Mithu Sen presents a multi-media installation which engages with the idea of radical hospitality, exploring the limitations of language and the possibility of dialogue outside it. Sen spent several days at a home for minor female orphans who were victims of abuse. She entered their world and lived their life in Kerala, interacting with the children as their alter-identity ‘Mago’- an apparently homeless person who speaks gibberish, does not understand the concept of time and is in a state of transit between two unknown places. During this unscripted performance, Sen sought to surrender herself to this group of disenfranchised children who became her host during the days the performance unfolded. Sen constructed a fiction that attempts to understand the complexity of domestic and family relationships.

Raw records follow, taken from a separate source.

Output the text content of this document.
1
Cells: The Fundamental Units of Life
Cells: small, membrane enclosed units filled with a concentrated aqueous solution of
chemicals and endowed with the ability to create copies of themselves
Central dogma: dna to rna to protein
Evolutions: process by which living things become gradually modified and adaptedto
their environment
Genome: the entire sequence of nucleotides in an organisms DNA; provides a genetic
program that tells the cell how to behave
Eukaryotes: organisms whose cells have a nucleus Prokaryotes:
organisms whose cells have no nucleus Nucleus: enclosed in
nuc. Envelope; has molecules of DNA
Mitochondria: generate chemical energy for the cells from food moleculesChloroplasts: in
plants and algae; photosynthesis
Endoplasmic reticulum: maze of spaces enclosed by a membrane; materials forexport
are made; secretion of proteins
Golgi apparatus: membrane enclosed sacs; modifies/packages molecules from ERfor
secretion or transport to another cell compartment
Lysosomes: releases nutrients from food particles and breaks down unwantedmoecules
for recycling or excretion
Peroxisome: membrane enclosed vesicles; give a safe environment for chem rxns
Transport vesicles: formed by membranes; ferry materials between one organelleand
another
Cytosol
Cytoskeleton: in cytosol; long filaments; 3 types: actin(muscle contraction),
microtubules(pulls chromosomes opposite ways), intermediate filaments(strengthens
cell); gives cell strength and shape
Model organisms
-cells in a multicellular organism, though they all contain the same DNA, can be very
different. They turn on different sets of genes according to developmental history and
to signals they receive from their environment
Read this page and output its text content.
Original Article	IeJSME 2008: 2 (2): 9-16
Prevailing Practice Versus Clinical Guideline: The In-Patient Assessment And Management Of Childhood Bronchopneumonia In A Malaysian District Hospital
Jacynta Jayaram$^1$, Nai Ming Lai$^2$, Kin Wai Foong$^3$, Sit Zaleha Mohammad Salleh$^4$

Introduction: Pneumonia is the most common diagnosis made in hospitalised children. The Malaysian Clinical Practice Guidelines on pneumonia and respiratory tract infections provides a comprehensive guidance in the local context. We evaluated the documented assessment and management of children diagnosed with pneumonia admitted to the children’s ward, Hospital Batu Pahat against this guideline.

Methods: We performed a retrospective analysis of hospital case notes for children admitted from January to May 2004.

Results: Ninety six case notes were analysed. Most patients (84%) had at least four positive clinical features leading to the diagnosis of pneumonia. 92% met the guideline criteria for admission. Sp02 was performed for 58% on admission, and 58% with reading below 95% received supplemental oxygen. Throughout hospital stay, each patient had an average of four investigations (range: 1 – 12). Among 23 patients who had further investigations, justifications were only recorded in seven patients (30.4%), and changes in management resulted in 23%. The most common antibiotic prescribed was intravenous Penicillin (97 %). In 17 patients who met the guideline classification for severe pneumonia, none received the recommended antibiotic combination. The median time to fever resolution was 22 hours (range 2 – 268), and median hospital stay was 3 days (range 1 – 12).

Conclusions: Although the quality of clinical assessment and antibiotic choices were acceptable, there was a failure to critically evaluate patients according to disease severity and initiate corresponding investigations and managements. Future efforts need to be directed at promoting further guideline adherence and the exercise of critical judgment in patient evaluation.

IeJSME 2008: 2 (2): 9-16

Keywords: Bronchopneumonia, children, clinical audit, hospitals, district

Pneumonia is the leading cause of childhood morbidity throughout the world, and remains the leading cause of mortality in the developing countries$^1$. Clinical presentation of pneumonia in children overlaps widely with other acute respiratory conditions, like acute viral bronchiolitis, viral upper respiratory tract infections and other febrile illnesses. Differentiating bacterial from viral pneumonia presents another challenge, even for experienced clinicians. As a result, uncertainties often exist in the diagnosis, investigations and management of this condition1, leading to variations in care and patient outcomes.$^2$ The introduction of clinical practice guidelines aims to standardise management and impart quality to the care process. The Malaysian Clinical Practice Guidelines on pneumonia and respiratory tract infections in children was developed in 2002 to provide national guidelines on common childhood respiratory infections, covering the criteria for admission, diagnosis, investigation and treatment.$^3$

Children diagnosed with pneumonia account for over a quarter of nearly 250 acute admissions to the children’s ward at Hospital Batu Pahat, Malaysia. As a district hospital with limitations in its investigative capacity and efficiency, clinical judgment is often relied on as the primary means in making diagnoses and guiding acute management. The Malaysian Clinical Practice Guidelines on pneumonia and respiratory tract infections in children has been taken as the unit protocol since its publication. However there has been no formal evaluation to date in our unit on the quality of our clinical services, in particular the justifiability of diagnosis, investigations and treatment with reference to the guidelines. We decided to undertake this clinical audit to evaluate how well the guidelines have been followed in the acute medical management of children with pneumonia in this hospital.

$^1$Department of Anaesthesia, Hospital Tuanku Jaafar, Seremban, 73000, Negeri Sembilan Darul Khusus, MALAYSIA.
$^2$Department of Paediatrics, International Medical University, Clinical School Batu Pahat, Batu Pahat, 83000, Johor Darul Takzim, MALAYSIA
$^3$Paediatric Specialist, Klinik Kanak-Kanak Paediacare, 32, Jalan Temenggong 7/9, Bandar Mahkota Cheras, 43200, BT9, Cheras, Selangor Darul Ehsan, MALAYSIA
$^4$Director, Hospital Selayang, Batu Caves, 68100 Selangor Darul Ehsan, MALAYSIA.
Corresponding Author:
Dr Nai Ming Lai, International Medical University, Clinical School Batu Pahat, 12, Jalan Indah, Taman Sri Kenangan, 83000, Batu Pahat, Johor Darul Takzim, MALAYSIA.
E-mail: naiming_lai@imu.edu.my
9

The performance was documented on video by the artist herself and the children who intermittently took the camera into their own hands. Reflecting on the work, Sen believes “Language imposes a strange and alien logic that tells us not to smell poetry, hear shadows or taste lights. Escaping this rigid framework, this project seeks not only to locate communication outside the narrow alleys of comprehension, but also tries to envisage dialogue in ways that cannot be read or heard.”
The work was featured as part of the exhibition 'Asymmetrical Objects', curated by Tasneem Zakaria Mehta and co-curated by Himanshu Kadam. The exhibition presented the works of ten contemporary artists whose practice includes an interest in nature and science or consumption and degradation as process and product, to respond to these ideas and to explore the much-debated Age of the Anthropocene and its impact on the environment and the effects on biodiversity.